Es gibt einige wenige Autoren von denen ich alles lesen kann, da die Sprache für sich genommen so wunderbar ist – dass die Handlung nicht immer das Wichtigste ist.

Wenn Amelie Nothomb dann auch noch über Japan schreibt, bin ich im Himmel!

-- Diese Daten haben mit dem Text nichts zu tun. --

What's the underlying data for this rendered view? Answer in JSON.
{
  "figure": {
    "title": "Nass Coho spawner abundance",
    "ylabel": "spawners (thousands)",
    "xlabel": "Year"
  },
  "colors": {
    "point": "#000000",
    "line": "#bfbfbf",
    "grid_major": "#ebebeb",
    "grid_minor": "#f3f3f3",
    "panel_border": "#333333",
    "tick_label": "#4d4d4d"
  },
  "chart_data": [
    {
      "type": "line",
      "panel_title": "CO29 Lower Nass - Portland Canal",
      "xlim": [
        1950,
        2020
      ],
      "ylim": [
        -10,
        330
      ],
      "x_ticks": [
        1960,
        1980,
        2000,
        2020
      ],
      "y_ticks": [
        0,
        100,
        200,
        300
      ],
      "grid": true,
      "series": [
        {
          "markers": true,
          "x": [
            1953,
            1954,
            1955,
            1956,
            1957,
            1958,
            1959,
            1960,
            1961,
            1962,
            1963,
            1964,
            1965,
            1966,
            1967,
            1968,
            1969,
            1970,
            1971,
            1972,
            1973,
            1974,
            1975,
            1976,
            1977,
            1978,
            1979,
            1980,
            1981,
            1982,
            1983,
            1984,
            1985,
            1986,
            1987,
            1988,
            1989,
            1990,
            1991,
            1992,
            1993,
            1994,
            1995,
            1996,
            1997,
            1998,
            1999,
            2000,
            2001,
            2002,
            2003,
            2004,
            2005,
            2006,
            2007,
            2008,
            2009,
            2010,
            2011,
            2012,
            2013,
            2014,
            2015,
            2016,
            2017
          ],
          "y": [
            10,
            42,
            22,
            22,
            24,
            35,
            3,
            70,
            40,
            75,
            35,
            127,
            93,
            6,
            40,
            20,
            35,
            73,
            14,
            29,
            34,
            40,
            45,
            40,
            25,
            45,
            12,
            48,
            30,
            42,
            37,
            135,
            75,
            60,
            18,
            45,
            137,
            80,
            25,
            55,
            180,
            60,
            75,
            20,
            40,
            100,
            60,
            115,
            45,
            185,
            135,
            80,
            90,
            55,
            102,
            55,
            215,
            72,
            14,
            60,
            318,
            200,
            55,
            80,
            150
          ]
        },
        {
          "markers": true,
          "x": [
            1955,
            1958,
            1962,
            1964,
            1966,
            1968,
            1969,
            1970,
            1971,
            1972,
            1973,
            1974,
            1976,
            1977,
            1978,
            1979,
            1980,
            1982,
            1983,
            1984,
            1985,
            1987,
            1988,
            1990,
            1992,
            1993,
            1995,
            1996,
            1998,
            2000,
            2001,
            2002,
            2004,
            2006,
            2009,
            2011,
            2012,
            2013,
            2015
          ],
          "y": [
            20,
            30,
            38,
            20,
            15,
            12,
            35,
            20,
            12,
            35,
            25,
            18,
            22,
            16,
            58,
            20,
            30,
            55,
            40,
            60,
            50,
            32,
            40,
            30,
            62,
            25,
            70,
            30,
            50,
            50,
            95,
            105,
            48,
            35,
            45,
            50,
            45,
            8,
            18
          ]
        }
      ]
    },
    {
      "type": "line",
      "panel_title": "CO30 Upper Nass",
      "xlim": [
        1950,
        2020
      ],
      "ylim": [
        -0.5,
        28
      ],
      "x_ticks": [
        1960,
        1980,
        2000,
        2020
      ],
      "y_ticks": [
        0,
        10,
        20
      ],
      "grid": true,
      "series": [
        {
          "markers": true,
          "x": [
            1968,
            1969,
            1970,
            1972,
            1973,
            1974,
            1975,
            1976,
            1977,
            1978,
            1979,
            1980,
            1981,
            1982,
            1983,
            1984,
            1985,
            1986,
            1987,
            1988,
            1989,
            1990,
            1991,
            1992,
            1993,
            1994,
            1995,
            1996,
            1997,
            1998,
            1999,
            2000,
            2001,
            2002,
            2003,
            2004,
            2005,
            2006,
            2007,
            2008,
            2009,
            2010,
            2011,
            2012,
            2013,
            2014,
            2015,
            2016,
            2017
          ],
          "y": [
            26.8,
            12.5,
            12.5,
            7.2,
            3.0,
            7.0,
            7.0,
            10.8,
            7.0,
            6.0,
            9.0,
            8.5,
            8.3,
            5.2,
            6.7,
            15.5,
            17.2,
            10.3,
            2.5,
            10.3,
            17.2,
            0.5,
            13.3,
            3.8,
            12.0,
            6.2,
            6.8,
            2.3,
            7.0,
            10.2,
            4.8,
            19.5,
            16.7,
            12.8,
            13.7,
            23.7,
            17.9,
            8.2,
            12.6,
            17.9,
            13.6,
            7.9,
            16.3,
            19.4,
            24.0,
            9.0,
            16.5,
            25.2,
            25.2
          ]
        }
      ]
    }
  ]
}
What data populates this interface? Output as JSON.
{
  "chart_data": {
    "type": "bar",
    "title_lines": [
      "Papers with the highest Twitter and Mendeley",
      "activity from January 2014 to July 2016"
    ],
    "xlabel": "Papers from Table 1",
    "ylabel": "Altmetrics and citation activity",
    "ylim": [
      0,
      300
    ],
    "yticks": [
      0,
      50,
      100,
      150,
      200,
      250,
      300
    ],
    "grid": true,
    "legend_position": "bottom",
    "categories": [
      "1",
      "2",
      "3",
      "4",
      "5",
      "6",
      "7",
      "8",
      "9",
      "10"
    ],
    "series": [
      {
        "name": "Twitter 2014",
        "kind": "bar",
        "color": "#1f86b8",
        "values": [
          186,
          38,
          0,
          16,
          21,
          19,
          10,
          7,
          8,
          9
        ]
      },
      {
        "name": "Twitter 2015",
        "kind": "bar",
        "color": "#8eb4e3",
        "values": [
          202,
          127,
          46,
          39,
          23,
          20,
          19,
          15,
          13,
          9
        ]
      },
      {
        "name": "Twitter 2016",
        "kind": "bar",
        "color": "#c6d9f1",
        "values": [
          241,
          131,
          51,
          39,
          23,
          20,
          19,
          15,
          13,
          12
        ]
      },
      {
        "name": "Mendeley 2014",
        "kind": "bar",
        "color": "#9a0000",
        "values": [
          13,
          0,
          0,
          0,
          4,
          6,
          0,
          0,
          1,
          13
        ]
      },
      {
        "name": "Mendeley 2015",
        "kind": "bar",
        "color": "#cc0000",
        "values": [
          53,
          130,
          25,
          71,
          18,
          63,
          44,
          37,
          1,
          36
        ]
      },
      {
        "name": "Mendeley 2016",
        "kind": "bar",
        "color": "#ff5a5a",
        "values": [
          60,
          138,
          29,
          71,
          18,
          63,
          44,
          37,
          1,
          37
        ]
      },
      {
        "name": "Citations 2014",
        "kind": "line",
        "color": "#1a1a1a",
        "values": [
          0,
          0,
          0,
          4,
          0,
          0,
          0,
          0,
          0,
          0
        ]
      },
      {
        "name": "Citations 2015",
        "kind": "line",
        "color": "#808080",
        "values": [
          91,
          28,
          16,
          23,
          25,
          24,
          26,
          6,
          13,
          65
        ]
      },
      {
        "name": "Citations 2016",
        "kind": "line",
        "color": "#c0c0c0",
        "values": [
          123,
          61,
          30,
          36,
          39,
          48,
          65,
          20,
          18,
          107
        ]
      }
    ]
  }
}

In diesem skurrilen Reisebericht kehrt sie zurück in das Land ihrer frühen Kindheit – begleitet von einer Freundin, die zuverlässig jedes kulturelle Fettnäpfchen mitnimmt. Was folgt, ist eine Mischung aus feiner Beobachtung, Selbstironie und sehr präzisem Gespür für die leisen Regeln der japanischen Gesellschaft.

Beim Lesen war ich sofort wieder zurückversetzt in meine eigenen Japan-Erfahrungen: diese kleinen, unsichtbaren Dos and Don’ts, die für Außenstehende kaum greifbar sind – und doch so entscheidend.

Wie schnell man als Europäer, Japaner an den Rande eines Nervenzusammenbruchs bringen kann und wie daraus die Anekdoten werden, an die man sich sein Leben lang erinnert.


Fazit:
Ein kurzweiliger Reisebericht – für Kenner genauso wie für Neugierige. Und geschrieben in dieser ganz eigenen, unverwechselbaren Nothomb-Stimme.